Locked restore in CI
Note: If restore results differ between local and CI, you can ship different binaries (and different runtime behavior) than what you validated. For add-ons, that's how "it worked yesterday" turns into "why is the UI different today?"
7. Post-deploy verification in CMS 12 PaaS
Once deployed, confirm the following:
- CMS loads normally with no startup exceptions.
- The CMS UI shows expected authentication behavior under Opti ID.
- Opal entry points appear in the CMS UI as documented.
If Opal does not appear after a successful deployment, the cause is typically outside the codebase:
- The tenant is not provisioned for Opal.
- Opti ID is not enabled for the instance.
- Browser policies (third-party cookies) prevent the UI experience.
Post-deploy minimum proof checklist
Select a check to expand and read what to verify.
App boots cleanly ▼
No startup errors in application logs. CMS UI loads and is accessible to editors. If startup exceptions appear, this is a code/assembly problem - not a tenant issue.
Authentication behaves as expected ▼
Opti ID sign-in and role-based access control behave as expected for editors. No unexpected auth redirects or permission errors that did not exist prior to the Opal install.
Opal entry points visible ▼
Opal UI entry points are visible in the CMS for provisioned tenants. If absent on a correctly deployed instance, escalate to Customer Success to verify organizational provisioning.
Browser policy confirmed ▼
Confirm that the browser's cookie policy is not blocking the embedded Opal experience. Test in a clean browser profile with third-party cookies permitted if the UI appears inconsistently.
8. Why deployment discipline matters
From a business-operations angle, Opal installation is not just "adding a feature." It introduces a new capability surface in the authoring workflow. Deployment discipline matters because:
- AI-assisted authoring changes editorial velocity and content production patterns.
- Access and availability must be predictable across environments, especially for training, UAT, and controlled rollouts.

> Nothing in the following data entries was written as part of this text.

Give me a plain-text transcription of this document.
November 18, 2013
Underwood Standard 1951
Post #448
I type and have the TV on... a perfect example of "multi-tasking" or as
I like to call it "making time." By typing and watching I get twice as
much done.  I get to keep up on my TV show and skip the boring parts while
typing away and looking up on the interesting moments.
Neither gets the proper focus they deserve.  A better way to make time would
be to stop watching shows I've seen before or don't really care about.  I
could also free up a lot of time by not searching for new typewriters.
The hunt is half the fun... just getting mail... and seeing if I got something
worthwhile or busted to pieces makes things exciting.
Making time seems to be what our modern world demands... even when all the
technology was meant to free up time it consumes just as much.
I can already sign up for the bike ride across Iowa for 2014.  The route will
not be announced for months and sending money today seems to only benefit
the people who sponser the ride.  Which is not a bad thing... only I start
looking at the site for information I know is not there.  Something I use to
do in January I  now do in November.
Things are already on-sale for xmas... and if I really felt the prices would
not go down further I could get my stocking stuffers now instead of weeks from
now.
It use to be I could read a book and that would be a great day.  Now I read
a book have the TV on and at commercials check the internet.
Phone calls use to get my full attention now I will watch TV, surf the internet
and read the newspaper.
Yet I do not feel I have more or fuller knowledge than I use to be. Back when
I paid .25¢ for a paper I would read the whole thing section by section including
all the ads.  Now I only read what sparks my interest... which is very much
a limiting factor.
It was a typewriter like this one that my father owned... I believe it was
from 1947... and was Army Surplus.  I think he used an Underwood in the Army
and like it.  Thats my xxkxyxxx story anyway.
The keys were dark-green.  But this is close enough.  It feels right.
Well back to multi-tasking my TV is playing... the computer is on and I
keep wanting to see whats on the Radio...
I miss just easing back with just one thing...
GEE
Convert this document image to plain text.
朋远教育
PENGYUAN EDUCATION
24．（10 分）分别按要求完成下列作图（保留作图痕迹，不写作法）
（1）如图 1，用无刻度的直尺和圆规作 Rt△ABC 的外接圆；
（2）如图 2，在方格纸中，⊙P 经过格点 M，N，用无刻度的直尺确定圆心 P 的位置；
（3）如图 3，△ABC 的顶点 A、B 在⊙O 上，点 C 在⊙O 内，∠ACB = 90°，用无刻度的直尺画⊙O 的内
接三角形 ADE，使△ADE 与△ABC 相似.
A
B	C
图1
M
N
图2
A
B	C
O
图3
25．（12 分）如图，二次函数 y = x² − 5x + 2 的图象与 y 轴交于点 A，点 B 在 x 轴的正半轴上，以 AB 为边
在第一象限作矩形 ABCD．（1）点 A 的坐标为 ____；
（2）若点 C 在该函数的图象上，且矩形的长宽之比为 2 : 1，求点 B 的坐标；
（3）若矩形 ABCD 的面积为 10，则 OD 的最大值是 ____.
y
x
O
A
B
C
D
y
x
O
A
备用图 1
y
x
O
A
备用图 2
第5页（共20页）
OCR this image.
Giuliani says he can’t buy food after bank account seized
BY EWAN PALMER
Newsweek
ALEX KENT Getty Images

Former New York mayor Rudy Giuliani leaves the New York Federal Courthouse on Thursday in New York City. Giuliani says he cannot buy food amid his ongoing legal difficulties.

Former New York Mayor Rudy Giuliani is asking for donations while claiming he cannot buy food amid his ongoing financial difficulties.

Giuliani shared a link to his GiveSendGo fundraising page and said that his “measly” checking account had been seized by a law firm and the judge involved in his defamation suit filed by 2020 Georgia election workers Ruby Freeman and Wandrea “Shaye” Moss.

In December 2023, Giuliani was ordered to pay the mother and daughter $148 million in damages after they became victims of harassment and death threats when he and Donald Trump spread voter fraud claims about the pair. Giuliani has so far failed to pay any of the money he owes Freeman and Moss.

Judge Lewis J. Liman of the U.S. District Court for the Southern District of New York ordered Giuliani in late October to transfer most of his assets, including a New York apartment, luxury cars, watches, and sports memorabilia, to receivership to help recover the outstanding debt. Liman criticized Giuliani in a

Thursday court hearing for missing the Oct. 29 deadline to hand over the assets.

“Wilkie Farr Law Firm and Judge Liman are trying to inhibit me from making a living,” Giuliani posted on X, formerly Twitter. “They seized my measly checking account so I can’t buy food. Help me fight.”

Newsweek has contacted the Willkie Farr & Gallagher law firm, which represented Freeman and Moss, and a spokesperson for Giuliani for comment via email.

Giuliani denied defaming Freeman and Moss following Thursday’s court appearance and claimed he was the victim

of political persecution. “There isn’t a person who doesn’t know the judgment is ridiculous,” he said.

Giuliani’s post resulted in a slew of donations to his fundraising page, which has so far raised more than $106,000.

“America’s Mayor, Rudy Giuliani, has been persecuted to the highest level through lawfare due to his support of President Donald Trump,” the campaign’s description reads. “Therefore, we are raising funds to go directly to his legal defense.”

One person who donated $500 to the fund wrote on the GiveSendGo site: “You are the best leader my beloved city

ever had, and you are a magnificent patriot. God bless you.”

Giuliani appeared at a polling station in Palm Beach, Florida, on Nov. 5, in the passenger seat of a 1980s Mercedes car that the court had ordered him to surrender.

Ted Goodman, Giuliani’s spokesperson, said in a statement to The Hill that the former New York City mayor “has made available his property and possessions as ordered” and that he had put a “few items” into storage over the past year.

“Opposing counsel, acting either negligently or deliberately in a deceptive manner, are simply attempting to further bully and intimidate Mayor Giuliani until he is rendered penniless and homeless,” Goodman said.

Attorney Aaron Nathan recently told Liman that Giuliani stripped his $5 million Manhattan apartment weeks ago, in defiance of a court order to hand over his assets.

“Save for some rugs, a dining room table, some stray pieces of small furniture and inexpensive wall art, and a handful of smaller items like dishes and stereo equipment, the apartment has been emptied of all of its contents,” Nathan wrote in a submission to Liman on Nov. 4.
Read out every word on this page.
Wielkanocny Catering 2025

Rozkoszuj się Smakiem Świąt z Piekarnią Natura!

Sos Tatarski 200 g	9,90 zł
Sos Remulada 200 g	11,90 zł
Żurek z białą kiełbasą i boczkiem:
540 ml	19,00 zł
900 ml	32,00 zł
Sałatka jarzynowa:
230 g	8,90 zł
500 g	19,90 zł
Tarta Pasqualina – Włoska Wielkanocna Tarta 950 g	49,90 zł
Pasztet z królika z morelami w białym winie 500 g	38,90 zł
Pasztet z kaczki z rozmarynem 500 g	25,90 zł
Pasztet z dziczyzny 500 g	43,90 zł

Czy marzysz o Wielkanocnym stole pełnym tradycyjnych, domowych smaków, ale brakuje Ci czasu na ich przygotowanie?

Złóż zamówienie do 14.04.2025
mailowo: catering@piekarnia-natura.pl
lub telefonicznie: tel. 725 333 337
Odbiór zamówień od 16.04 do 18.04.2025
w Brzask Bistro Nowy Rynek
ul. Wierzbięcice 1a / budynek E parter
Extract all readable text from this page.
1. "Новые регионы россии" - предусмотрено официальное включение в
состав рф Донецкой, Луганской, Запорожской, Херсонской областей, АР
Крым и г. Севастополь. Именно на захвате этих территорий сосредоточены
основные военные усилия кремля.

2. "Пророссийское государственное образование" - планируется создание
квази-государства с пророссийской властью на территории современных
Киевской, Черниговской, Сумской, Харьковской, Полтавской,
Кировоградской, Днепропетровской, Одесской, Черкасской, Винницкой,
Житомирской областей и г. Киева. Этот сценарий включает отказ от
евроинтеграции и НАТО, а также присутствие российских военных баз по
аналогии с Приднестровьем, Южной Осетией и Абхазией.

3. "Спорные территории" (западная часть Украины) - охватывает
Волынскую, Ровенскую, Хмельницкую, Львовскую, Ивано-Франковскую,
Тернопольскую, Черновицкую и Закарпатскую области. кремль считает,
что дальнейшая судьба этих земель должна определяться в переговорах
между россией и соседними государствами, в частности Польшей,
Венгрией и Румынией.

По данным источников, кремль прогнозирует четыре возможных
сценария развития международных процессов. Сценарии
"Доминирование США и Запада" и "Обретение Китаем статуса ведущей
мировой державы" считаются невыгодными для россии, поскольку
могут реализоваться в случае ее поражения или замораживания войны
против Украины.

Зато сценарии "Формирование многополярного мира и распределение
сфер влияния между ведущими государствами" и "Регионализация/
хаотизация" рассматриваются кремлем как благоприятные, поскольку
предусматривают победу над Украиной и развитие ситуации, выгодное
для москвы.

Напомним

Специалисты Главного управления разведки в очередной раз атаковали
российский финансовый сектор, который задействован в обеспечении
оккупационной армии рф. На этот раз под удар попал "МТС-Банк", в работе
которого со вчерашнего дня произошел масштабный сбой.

- Rollback paths must be clear if governance or operational constraints require disabling the capability.
Pro tip: The technical implementation is straightforward (NuGet add-on). Operational success depends on environment parity, tenant provisioning, and disciplined release management - not just the code change.
Conclusion
Installing Opal in CMS 12 (PaaS) is a standard add-on deployment: introduce the Optimizely.Cms.OpalChat NuGet package, validate dependency constraints (notably CMS UI version alignment), and promote the resulting build artifact across environments.
Successful enablement also requires DXP hosting, Opti ID, organizational provisioning, and browser policy compatibility. A successful deployment is necessary - but not sufficient - for Opal to be usable.